Mr. Liepert was once press secretary to former Alberta Premier Peter Lougheed, the icon of the provincial PC party, and served as an MLA from 2004 to 2012, including time as minister of finance, energy, health and education. He gained a reputation as a bruising presence in caucus, a fierce partisan who rarely minced words. He didn't seek re-election in 2012, and has been working since as a consultant.

Mr. Anders, 41, was first elected as a Reform MP in 1997, and is among the more vocal members of the Conservative Party's social conservative wing. He's drawn scorn for a series of contrarian comments. He was the lone MP to object to honorary citizenship for Nelson Mandela, and once suggested NDP Leader Thomas Mulcair "helped to hasten" Jack Layton's death. In 2010, he signed a message for Canadian soldiers with the phrase: "When in doubt, pull the trigger." And in 2013, he spoke at an anti-abortion rally, warning supporters that MPs taking a stand on abortion could face nomination challenges. "The men behind me have taken strong stands and have made enemies for doing so," he said at the time.

All this was enough for Mr. Liepert – who ran Ms. Redford's unsuccessful bid to defeat Mr. Anders – to toss his hat into the ring. He brushed aside questions of what role he might expect in caucus if he defeated Mr. Anders, a long-time supporter of Prime Minister Stephen Harper, with Mr. Liepert saying he's taking the process step by step. "It's a ground game, and that started today at 6 o'clock," he said Thursday.

Conservative nomination races have not formally been called, but could be as soon as next month. Many in the province expect nomination races there to be largely wrapped up by summer. Mr. Liepert said he expects the local Conservative association to call a vote at an unusual time, anything that will make it difficult to rally support against Mr. Anders.

"I have no doubt about that. In fact, I'm expecting the nomination will be called on something like the Saturday night of Easter weekend....that's why we're starting early. We're encouraging people to buy memberships. People have been buying memberships, hundreds of them. We're not going to take anything for granted," Mr. Liepert said.

Unseating incumbents for a nomination is a difficult task, one Mr. Liepert acknowledged in a statement on his website. "An incumbent, especially one that has served for almost 17 years, has access to many resources that our team does not," he wrote.
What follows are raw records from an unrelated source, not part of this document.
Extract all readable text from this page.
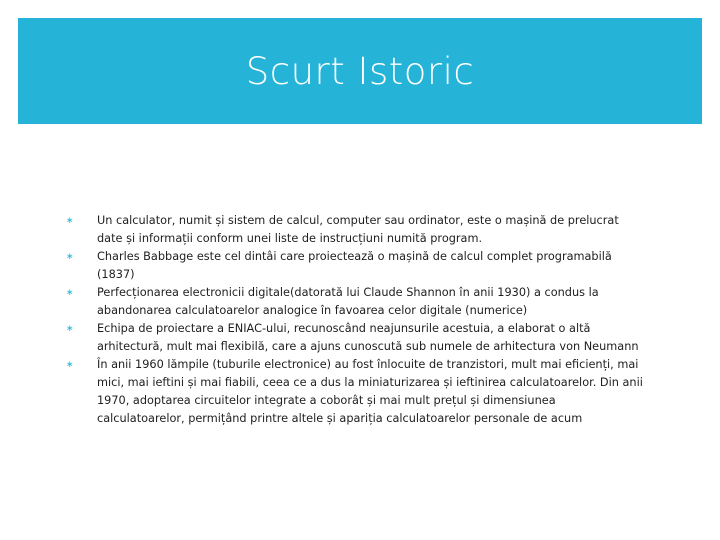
Scurt Istoric
∗ Un calculator, numit și sistem de calcul, computer sau ordinator, este o mașină de prelucrat date și informații conform unei liste de instrucțiuni numită program.
∗ Charles Babbage este cel dintâi care proiectează o mașină de calcul complet programabilă (1837)
∗ Perfecționarea electronicii digitale(datorată lui Claude Shannon în anii 1930) a condus la abandonarea calculatoarelor analogice în favoarea celor digitale (numerice)
∗ Echipa de proiectare a ENIAC-ului, recunoscând neajunsurile acestuia, a elaborat o altă arhitectură, mult mai flexibilă, care a ajuns cunoscută sub numele de arhitectura von Neumann
∗ În anii 1960 lămpile (tuburile electronice) au fost înlocuite de tranzistori, mult mai eficienți, mai mici, mai ieftini și mai fiabili, ceea ce a dus la miniaturizarea și ieftinirea calculatoarelor. Din anii 1970, adoptarea circuitelor integrate a coborât și mai mult prețul și dimensiunea calculatoarelor, permițând printre altele și apariția calculatoarelor personale de acum
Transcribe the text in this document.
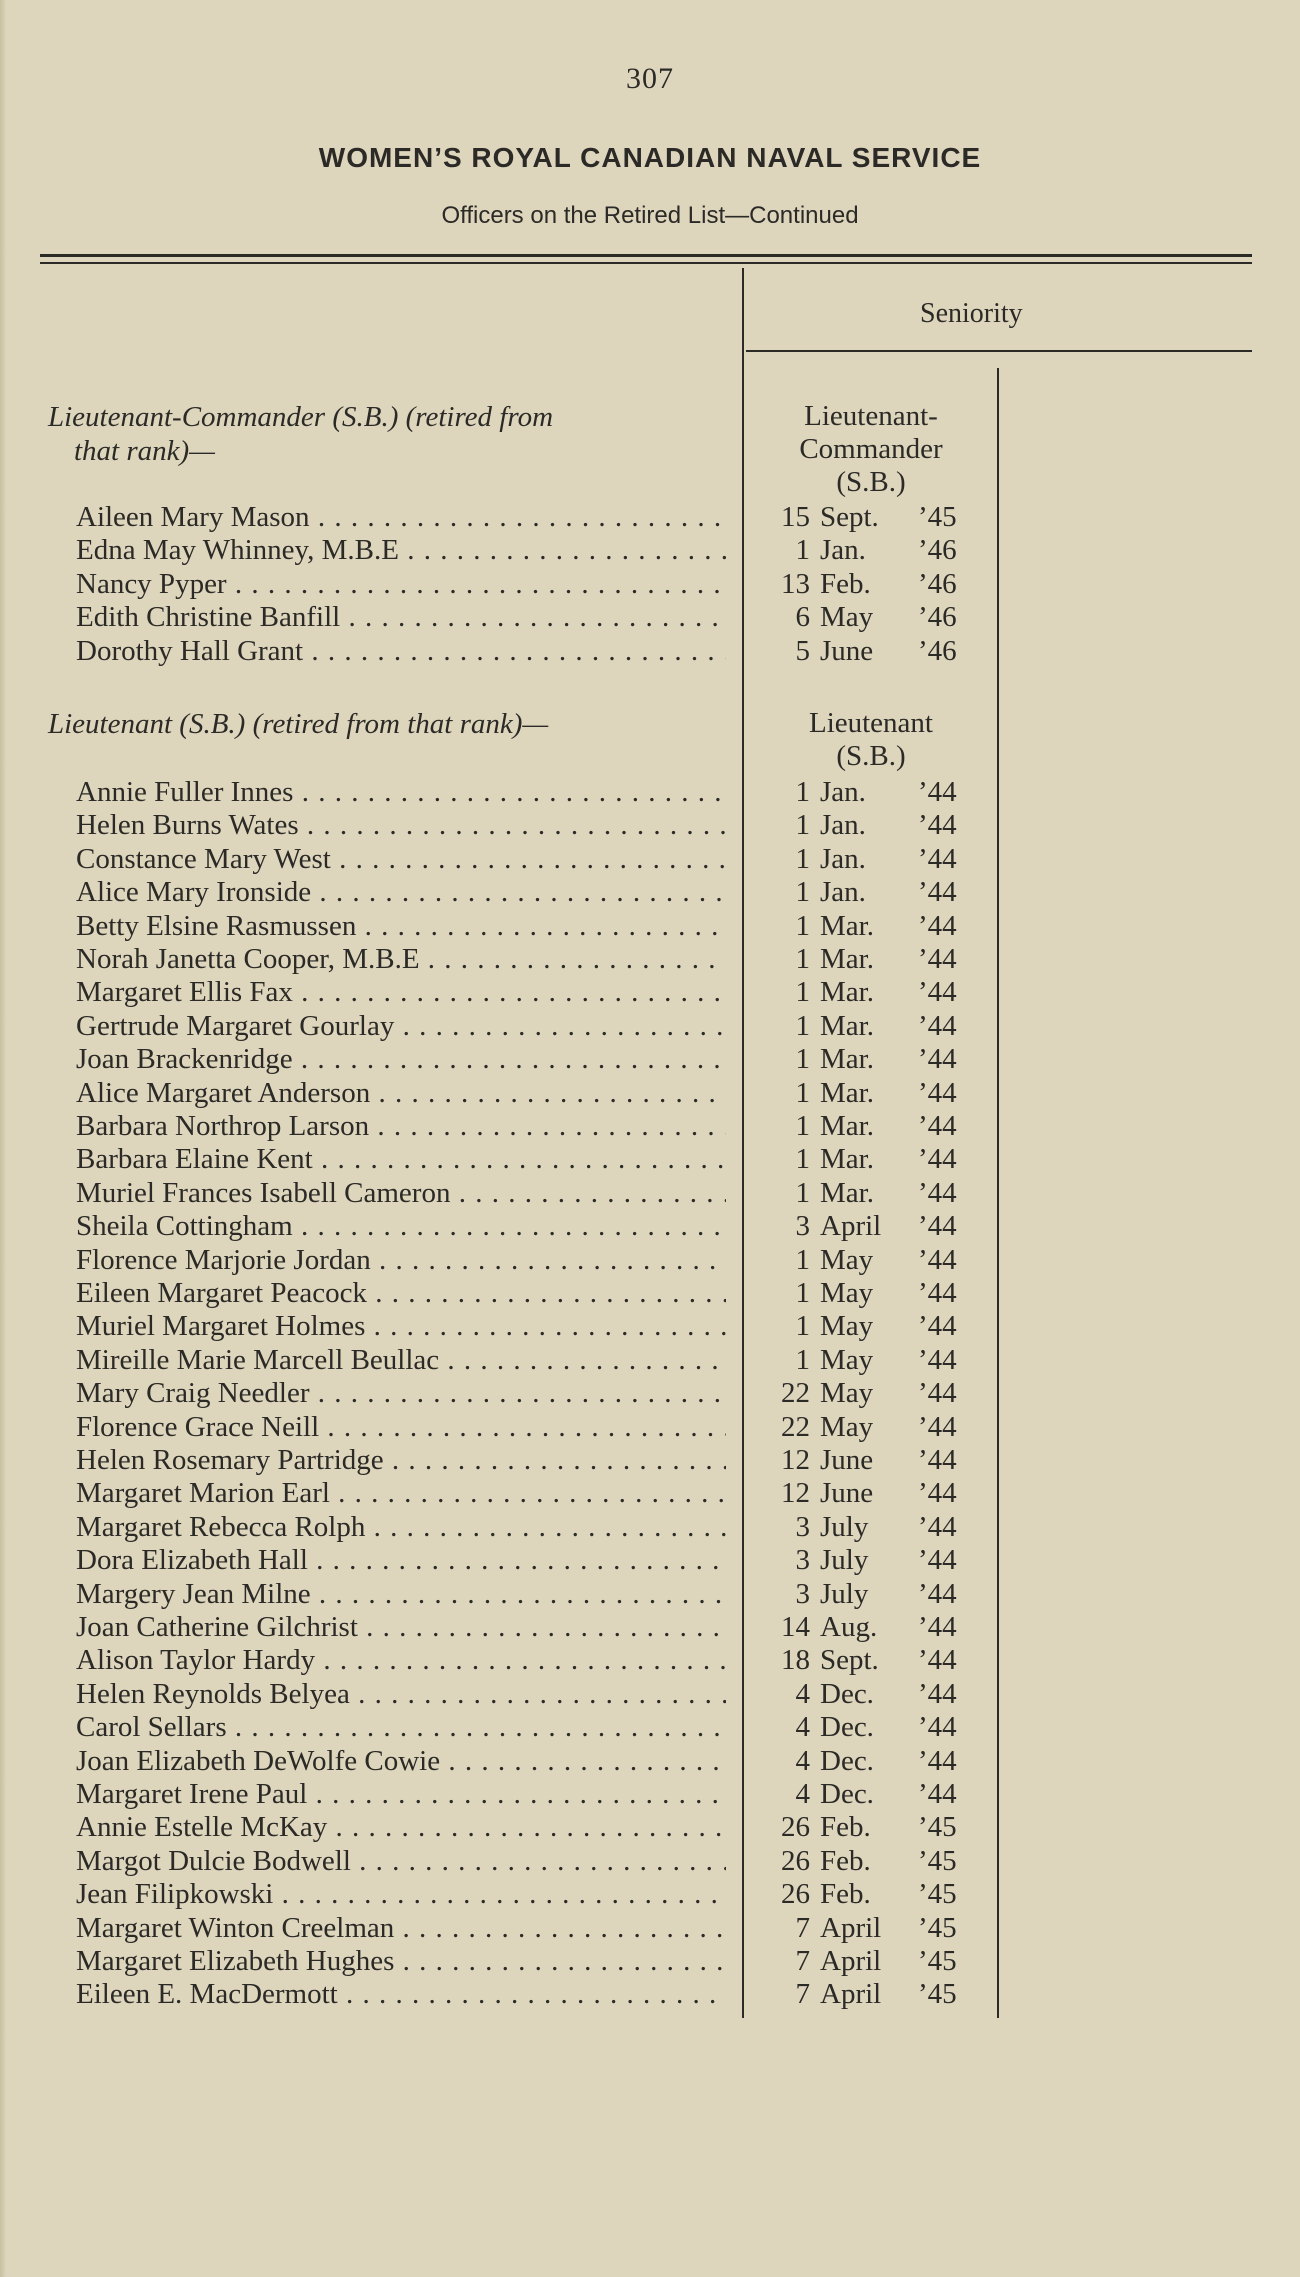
307
WOMEN’S ROYAL CANADIAN NAVAL SERVICE
Officers on the Retired List—Continued
Seniority
Lieutenant-Commander (S.B.) (retired from
that rank)—
Lieutenant-
Commander
(S.B.)
Aileen Mary Mason . . .	15 Sept.	’45
Edna May Whinney, M.B.E . . .	1 Jan.	’46
Nancy Pyper . . .	13 Feb.	’46
Edith Christine Banfill . . .	6 May	’46
Dorothy Hall Grant . . .	5 June	’46
Lieutenant (S.B.) (retired from that rank)—	Lieutenant
(S.B.)
Annie Fuller Innes . . .	1 Jan.	’44
Helen Burns Wates . . .	1 Jan.	’44
Constance Mary West . . .	1 Jan.	’44
Alice Mary Ironside . . .	1 Jan.	’44
Betty Elsine Rasmussen . . .	1 Mar.	’44
Norah Janetta Cooper, M.B.E . . .	1 Mar.	’44
Margaret Ellis Fax . . .	1 Mar.	’44
Gertrude Margaret Gourlay . . .	1 Mar.	’44
Joan Brackenridge . . .	1 Mar.	’44
Alice Margaret Anderson . . .	1 Mar.	’44
Barbara Northrop Larson . . .	1 Mar.	’44
Barbara Elaine Kent . . .	1 Mar.	’44
Muriel Frances Isabell Cameron . . .	1 Mar.	’44
Sheila Cottingham . . .	3 April	’44
Florence Marjorie Jordan . . .	1 May	’44
Eileen Margaret Peacock . . .	1 May	’44
Muriel Margaret Holmes . . .	1 May	’44
Mireille Marie Marcell Beullac . . .	1 May	’44
Mary Craig Needler . . .	22 May	’44
Florence Grace Neill . . .	22 May	’44
Helen Rosemary Partridge . . .	12 June	’44
Margaret Marion Earl . . .	12 June	’44
Margaret Rebecca Rolph . . .	3 July	’44
Dora Elizabeth Hall . . .	3 July	’44
Margery Jean Milne . . .	3 July	’44
Joan Catherine Gilchrist . . .	14 Aug.	’44
Alison Taylor Hardy . . .	18 Sept.	’44
Helen Reynolds Belyea . . .	4 Dec.	’44
Carol Sellars . . .	4 Dec.	’44
Joan Elizabeth DeWolfe Cowie . . .	4 Dec.	’44
Margaret Irene Paul . . .	4 Dec.	’44
Annie Estelle McKay . . .	26 Feb.	’45
Margot Dulcie Bodwell . . .	26 Feb.	’45
Jean Filipkowski . . .	26 Feb.	’45
Margaret Winton Creelman . . .	7 April	’45
Margaret Elizabeth Hughes . . .	7 April	’45
Eileen E. MacDermott . . .	7 April	’45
The next federal election is expected in fall of 2015. The Conservatives won 27 of 28 seats in Alberta in the 2011 election, making a nomination for the party in the province a prize and, in all but a few cases, essentially a guarantee of a seat in parliament.

Signal Hill is considered one of those safe ridings, indicating Mr. Anders' and Mr. Liepert's biggest challenge is in the nomination race.